天使達は愛すべき家族を殺すような、非業に満ちた顔で血の涙を流しながら力を奮い続けた。
血の涙を流しての、神々による悲しき審判は終り、地球人は母星とともに一人の例外もなく死んだ。
「空しいですね。地球のあった場所が全て紅く見える……」
「罪の感情がそうさせているのじゃアリア。彼ら人類全ての血があの空間を朱に染めておる」
「……我々は間違っていたのでしょうか主よ?」
「そうじゃな、おそらくは間違っていたのじゃな。どうしようもなくワシ等短慮じゃった――」
赤は罪の色。
何もかもが赤く見える今は、彼らが罪に溢れているからだろう。
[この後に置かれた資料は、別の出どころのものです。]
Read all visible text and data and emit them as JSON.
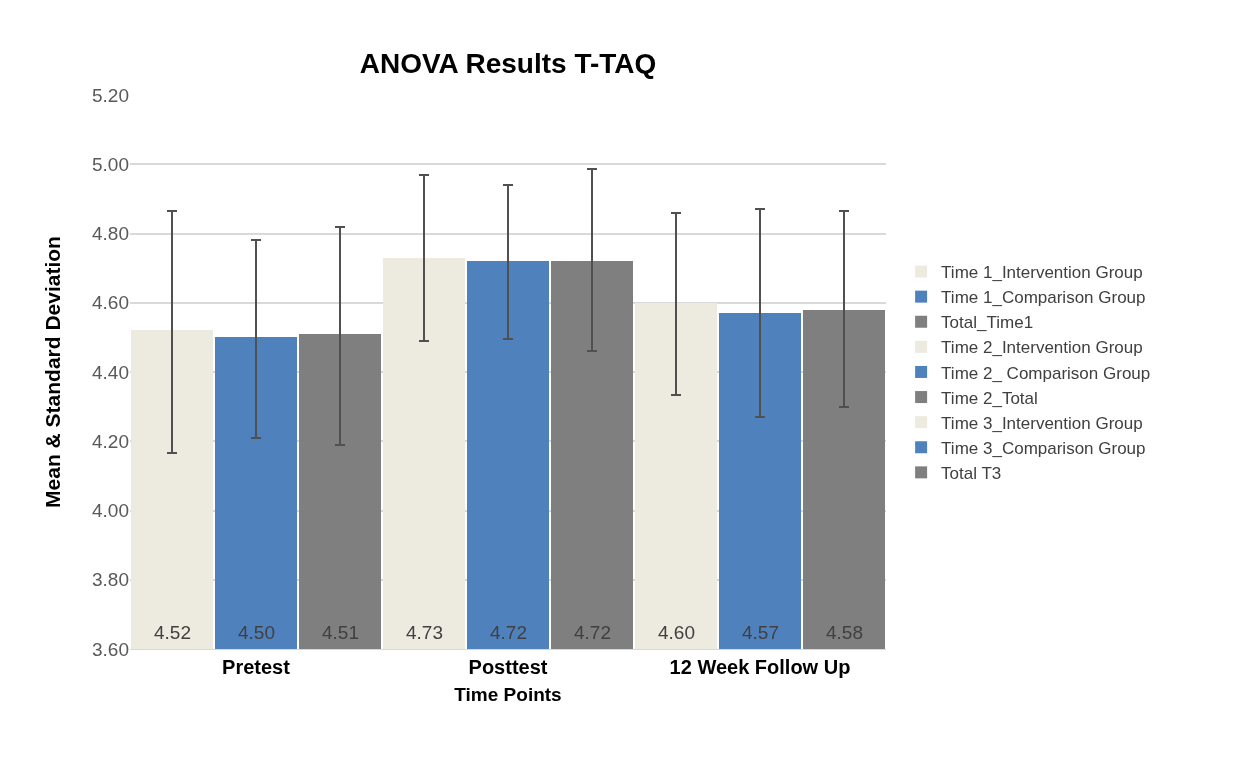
{
  "chart_data": {
    "type": "bar",
    "title": "ANOVA Results T-TAQ",
    "xlabel": "Time Points",
    "ylabel": "Mean & Standard Deviation",
    "categories": [
      "Pretest",
      "Posttest",
      "12 Week Follow Up"
    ],
    "series": [
      {
        "name": "Time 1_Intervention Group",
        "color": "#edebe0",
        "values": [
          4.52,
          null,
          null
        ],
        "value_labels": [
          "4.52",
          null,
          null
        ],
        "errors": [
          [
            4.165,
            4.865
          ],
          null,
          null
        ]
      },
      {
        "name": "Time 1_Comparison Group",
        "color": "#4f81bd",
        "values": [
          4.5,
          null,
          null
        ],
        "value_labels": [
          "4.50",
          null,
          null
        ],
        "errors": [
          [
            4.21,
            4.78
          ],
          null,
          null
        ]
      },
      {
        "name": "Total_Time1",
        "color": "#7f7f7f",
        "values": [
          4.51,
          null,
          null
        ],
        "value_labels": [
          "4.51",
          null,
          null
        ],
        "errors": [
          [
            4.19,
            4.82
          ],
          null,
          null
        ]
      },
      {
        "name": "Time 2_Intervention Group",
        "color": "#edebe0",
        "values": [
          null,
          4.73,
          null
        ],
        "value_labels": [
          null,
          "4.73",
          null
        ],
        "errors": [
          null,
          [
            4.49,
            4.97
          ],
          null
        ]
      },
      {
        "name": "Time 2_ Comparison Group",
        "color": "#4f81bd",
        "values": [
          null,
          4.72,
          null
        ],
        "value_labels": [
          null,
          "4.72",
          null
        ],
        "errors": [
          null,
          [
            4.495,
            4.94
          ],
          null
        ]
      },
      {
        "name": "Time 2_Total",
        "color": "#7f7f7f",
        "values": [
          null,
          4.72,
          null
        ],
        "value_labels": [
          null,
          "4.72",
          null
        ],
        "errors": [
          null,
          [
            4.46,
            4.985
          ],
          null
        ]
      },
      {
        "name": "Time 3_Intervention Group",
        "color": "#edebe0",
        "values": [
          null,
          null,
          4.6
        ],
        "value_labels": [
          null,
          null,
          "4.60"
        ],
        "errors": [
          null,
          null,
          [
            4.335,
            4.86
          ]
        ]
      },
      {
        "name": "Time 3_Comparison Group",
        "color": "#4f81bd",
        "values": [
          null,
          null,
          4.57
        ],
        "value_labels": [
          null,
          null,
          "4.57"
        ],
        "errors": [
          null,
          null,
          [
            4.27,
            4.87
          ]
        ]
      },
      {
        "name": "Total T3",
        "color": "#7f7f7f",
        "values": [
          null,
          null,
          4.58
        ],
        "value_labels": [
          null,
          null,
          "4.58"
        ],
        "errors": [
          null,
          null,
          [
            4.3,
            4.865
          ]
        ]
      }
    ],
    "ylim": [
      3.6,
      5.2
    ],
    "yticks": [
      {
        "value": 3.6,
        "label": "3.60"
      },
      {
        "value": 3.8,
        "label": "3.80"
      },
      {
        "value": 4.0,
        "label": "4.00"
      },
      {
        "value": 4.2,
        "label": "4.20"
      },
      {
        "value": 4.4,
        "label": "4.40"
      },
      {
        "value": 4.6,
        "label": "4.60"
      },
      {
        "value": 4.8,
        "label": "4.80"
      },
      {
        "value": 5.0,
        "label": "5.00"
      },
      {
        "value": 5.2,
        "label": "5.20"
      }
    ],
    "grid": "y",
    "legend": "right"
  }
}
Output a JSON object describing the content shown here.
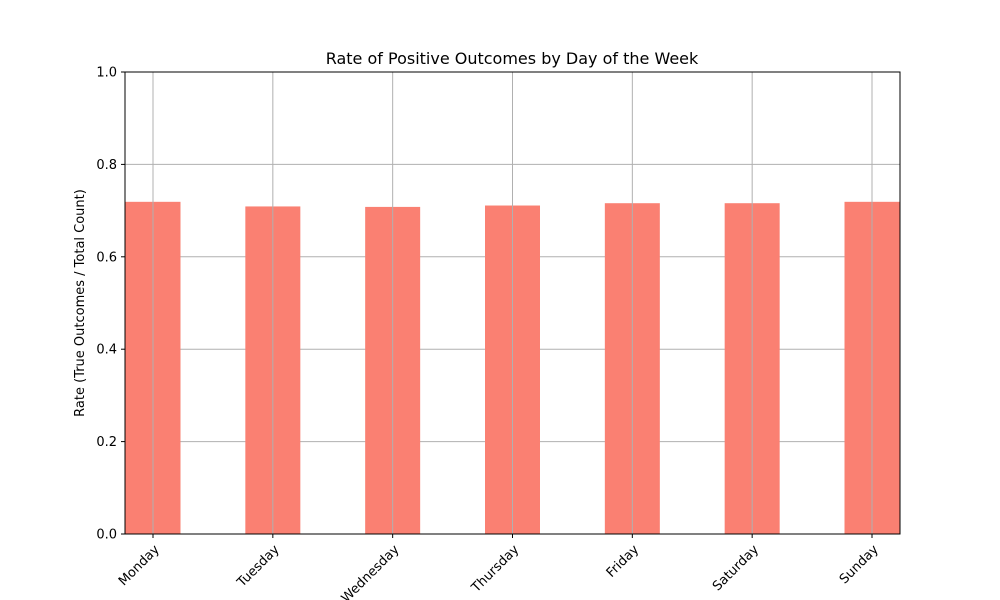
{
  "chart_data": {
    "type": "bar",
    "title": "Rate of Positive Outcomes by Day of the Week",
    "xlabel": "",
    "ylabel": "Rate (True Outcomes / Total Count)",
    "categories": [
      "Monday",
      "Tuesday",
      "Wednesday",
      "Thursday",
      "Friday",
      "Saturday",
      "Sunday"
    ],
    "values": [
      0.719,
      0.709,
      0.708,
      0.711,
      0.716,
      0.716,
      0.719
    ],
    "ylim": [
      0,
      1.0
    ],
    "yticks": [
      "0.0",
      "0.2",
      "0.4",
      "0.6",
      "0.8",
      "1.0"
    ],
    "grid": true,
    "bar_color": "#fa8072",
    "xtick_rotation": "45"
  }
}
神は懺悔した。何も考えず人を作ったことを――
地球だった場所が赤に覆われている。そして、自らたちも赤にまみれているのだ。
罪に溢れている。世界が――
人も神も過ちを繰り返す愚かな生き物なのだろう。
人は傲慢でさかしいだけだが、神々はさらに強大な力を持っていることを鑑みれば、更に赤いべきなのは神々なのか知れない。